C’est la crainte du président de DEI (Défense des enfants International), le Belge Benoît Van Keirsbilck, qui avait adressé une lettre ouverte au gouvernement et au Parlement, faisant part de sa « plus grande inquiétude au sujet des conditions mises à la ratification » du protocole. Les déclarations envisagées, « à première analyse, vident en grande partie le protocole de son effectivité », s’est alarmé le président de DEI. Ainsi, selon l’étude d’impact, la France considère que le comité de l’ONU peut recevoir et examiner des communications résultant de faits ou décisions « postérieurs à la date d’entrée en vigueur » du protocole. Par ailleurs, l’Etat français interprète la notion d’« épuisement des voies de recours internes », critère pour engager une réclamation devant le comité onusien, au sens de l’épuisement des procédures dans lesquelles « l’enfant a été entendu ou représenté pour assurer la défense de son intérêt », ce qui exclurait un certain nombre de procédures. Ces conditions « limitent indûment les possibilités de saisir le Comité des droits de l’enfant », a souligné le président de Défense des enfants International.

Mais l’ONG est, bien plus encore, préoccupée par la « portée reconnue aux décisions du comité ». Selon l’étude d’impact toujours, le protocole « ne peut être interprété comme impliquant une obligation pour l’Etat partie intéressé d’accéder à la demande du Comité tendant à ce qu’il prenne des mesures provisoires », avant l’examen au fond de la plainte. DEI rappelle pourtant que « les recommandations, observations ou décisions du Comité doivent être considérées comme ayant force obligatoire pour les Etats parties » et estime que la position française « semble trahir une approche frileuse et particulièrement peu ambitieuse pour sa jeunesse ». DEI-France a expressément demandé aux sénateurs de déposer des amendements au projet de loi, afin de préciser que la ratification est autorisée « sans aucune déclaration ni réserve ». Toute interprétation restrictive du protocole aurait « immanquablement un effet désastreux et notre pays, après avoir traîné trois ans pour se décider à ratifier, se discréditerait gravement aux yeux de la communauté internationale », a alerté l’association.

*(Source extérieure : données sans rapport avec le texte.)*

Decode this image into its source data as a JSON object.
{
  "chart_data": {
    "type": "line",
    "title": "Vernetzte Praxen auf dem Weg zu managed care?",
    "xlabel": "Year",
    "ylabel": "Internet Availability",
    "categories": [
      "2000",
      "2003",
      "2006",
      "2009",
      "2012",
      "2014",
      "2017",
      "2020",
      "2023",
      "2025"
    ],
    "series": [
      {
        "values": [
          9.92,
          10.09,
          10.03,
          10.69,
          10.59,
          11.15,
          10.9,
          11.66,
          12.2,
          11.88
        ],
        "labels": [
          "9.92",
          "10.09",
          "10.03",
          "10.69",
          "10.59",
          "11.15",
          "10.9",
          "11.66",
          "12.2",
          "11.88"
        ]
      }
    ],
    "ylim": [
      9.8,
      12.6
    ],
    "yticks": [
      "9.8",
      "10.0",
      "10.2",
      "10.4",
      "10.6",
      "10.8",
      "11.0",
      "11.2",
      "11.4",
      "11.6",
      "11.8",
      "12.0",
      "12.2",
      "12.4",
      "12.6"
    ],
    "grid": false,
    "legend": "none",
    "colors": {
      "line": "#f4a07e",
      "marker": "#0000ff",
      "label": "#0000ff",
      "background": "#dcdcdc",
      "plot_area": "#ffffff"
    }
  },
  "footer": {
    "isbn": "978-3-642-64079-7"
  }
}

De tels amendements n’étaient pas envisageables en raison de l’examen simplifié du projet de loi, explique-t-on au secrétariat d’Etat chargé de la famille et de l’enfance. Une forme accélérée propre aux textes autorisant la ratification de protocoles internationaux, « au-delà du fait que le ministère voulait aller vite pour engager la France dans cette nouvelle voie de recours ». Mais sur le fond, ajoute-t-on, la possibilité d’émettre ces déclarations, « qui ne sont pas des réserves » au sens où elles n’empêcheront pas la France d’appliquer le protocole, traduit « une prudence au regard d’une procédure totalement nouvelle » et « la crainte de fragiliser » des décisions judiciaires. La déclaration qui vise à limiter la prise en compte de faits ayant entraîné une violation de droits à ceux qui sont survenus après la ratification du protocole aurait, selon le ministère, peu de portée, car « on ne voit pas comment les plaintes ne seraient pas reçues si la situation perdure ». En revanche, les interprétations sur l’épuisement des recours internes et l’obligation par l’Etat de prendre des mesures provisoires demandées par le comité apparaissent clairement plus restrictives.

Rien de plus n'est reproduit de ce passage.